The draft legislation, European Markets Infrastructure Regulation (EMIR), on OTC derivatives, central clearing parties and trade repositories aims to bring greater transparency and stability to the OTC derivatives market. Information on OTC derivative contracts would have to be reported to trade repositories and be accessible to supervisory authorities. OTC derivative contracts would need to be cleared through central counterparties, thus reducing counterparty credit risk. Under the new regulatory regime, a key supervisory role is envisaged for the new European Securities and Markets Authority, which will work closely with national supervisory authorities, and have an important role in authorizing new central counterparties.

The Committee rejected suggestions by some EU Member States that all derivatives should be governed by the Regulation. Instead, the rules would apply only to OTC derivatives, as the European Commission proposed and as was agreed to by the G-20. However, to ensure ESMA has the full picture, reporting obligations would apply to all derivatives.
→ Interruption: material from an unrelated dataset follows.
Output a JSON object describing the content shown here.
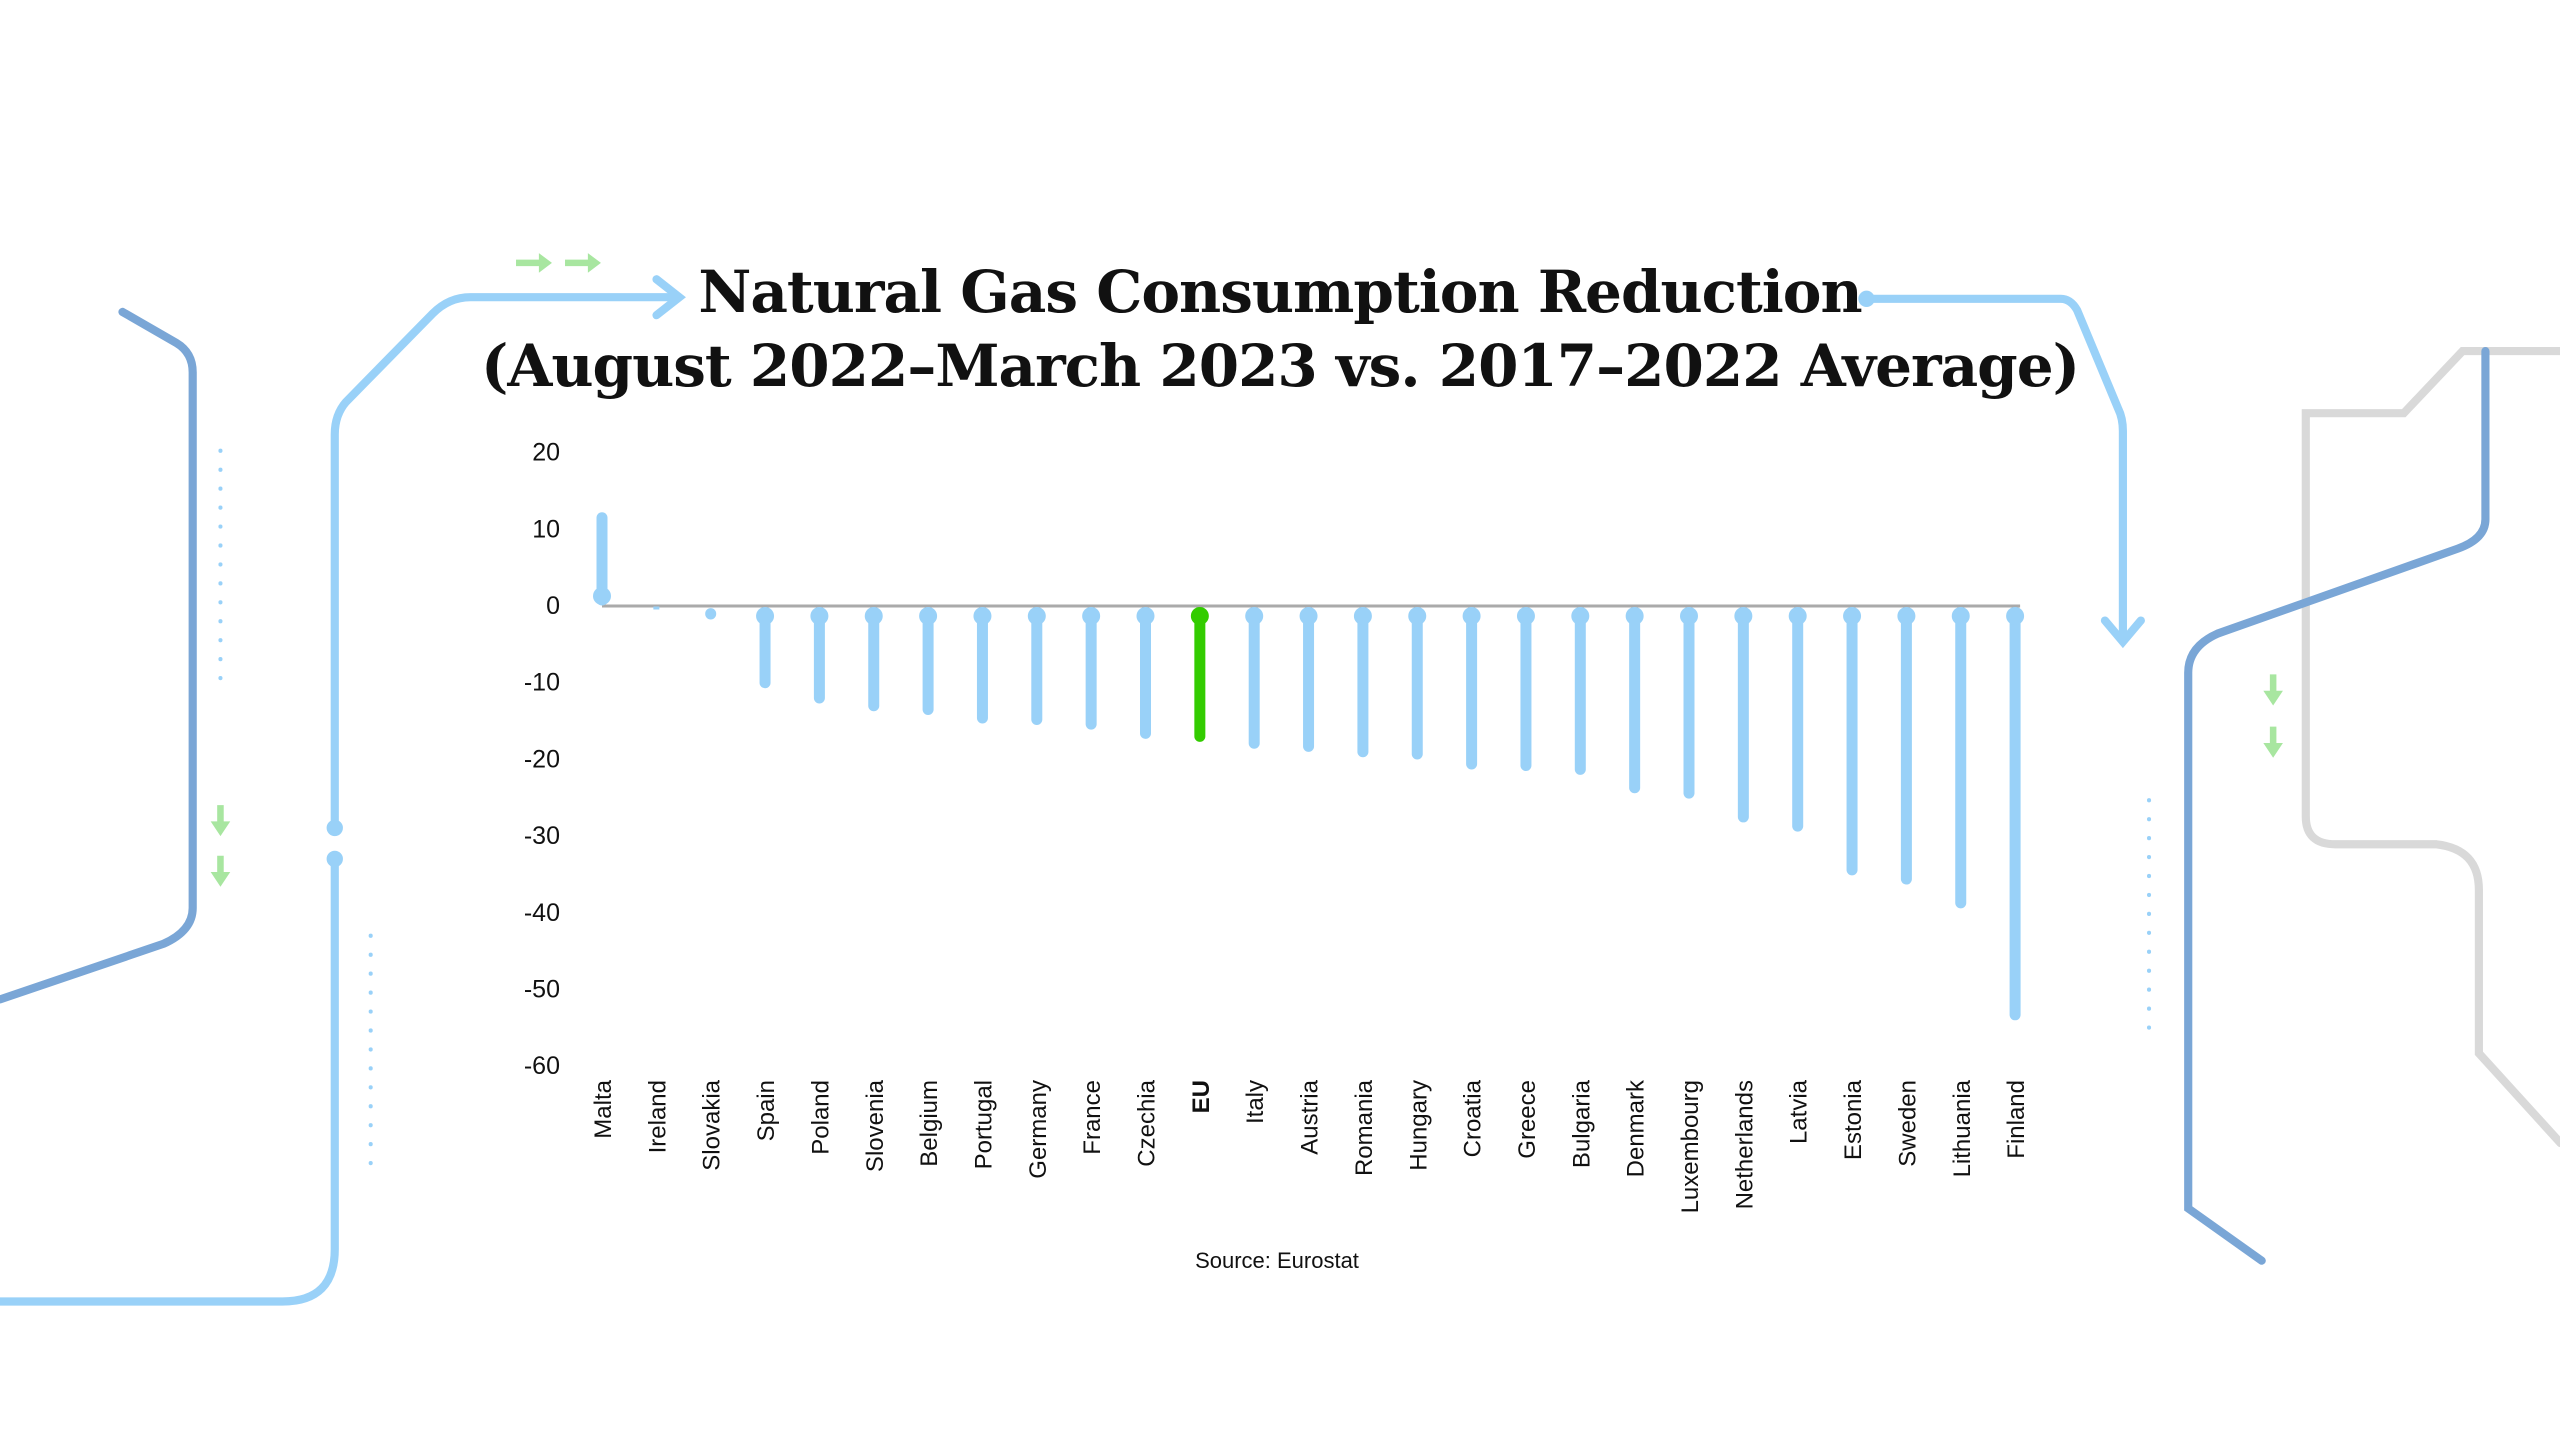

The Regulation would introduce a reporting obligation for OTC derivatives, a clearing obligation for eligible OTC derivatives, common rules for central counterparties, and measures to reduce counterparty credit risk and operational risk, and rules on the establishment of interoperability between central counterparties. Co-operation arrangements between clearing houses, known as interoperability, whereby traders would be allowed to choose where their trades are cleared, are limited to cash securities. A central counterparty has to have functioned in line with the standards for at least three years before it can apply for authorization for interoperability.

The Committee accepted the reasoning that applying clearing obligations retroactively to existing contracts would result in legal difficulties and create major problems for counterparties. Therefore, clearing will only be mandatory from the moment the regulation enters into force. It does, however, provide for the possibility of retroactivity with regard to reporting obligations and asks ESMA to assess how reporting retroactivity could be introduced if the information in question were essential to regulators.

Ultimately, the Regulation will have to be implemented by the Member States. Looking at EMIR, UK Finance Secretary Mark Hoban welcomed the idea that central counterparties should be used to clear certain classes of derivatives. If implemented proportionately, he said, this will reduce the systemic risk presented by the derivatives market. But the Minister emphasized the importance of properly formulating the Regulation and avoiding the creation of unnecessary burdens. His remarks were delivered at the recent Markit conference in London.

Not all derivatives deemed eligible for central clearing will necessarily be suitable for platform trading, he noted. But at the same time it is important that the scope of the Regulation be sufficiently broad. When it comes to deciding which derivatives should be covered by EMIR, he continued, there are two different roads that could be taken. The first road would see all trades covered by this Regulation, regardless of their venue of execution, while the second would see only those derivatives executed outside of an exchange being subject to this legislation.

All the arguments clearly favor the first approach, the Minister noted, because the purpose of clearing derivatives is to reduce systemic risk and it is not obvious why a derivative would need to be cleared if traded off-exchange, but not if traded on an exchange. Also, there is the issue of market distortion. Restricting the scope would create a sizeable regulatory loophole which, if exploited, would lead to damaging asymmetry in the market. He said that the arguments against a broad scope are hard to fathom, and seem to be about preventing competition in clearing.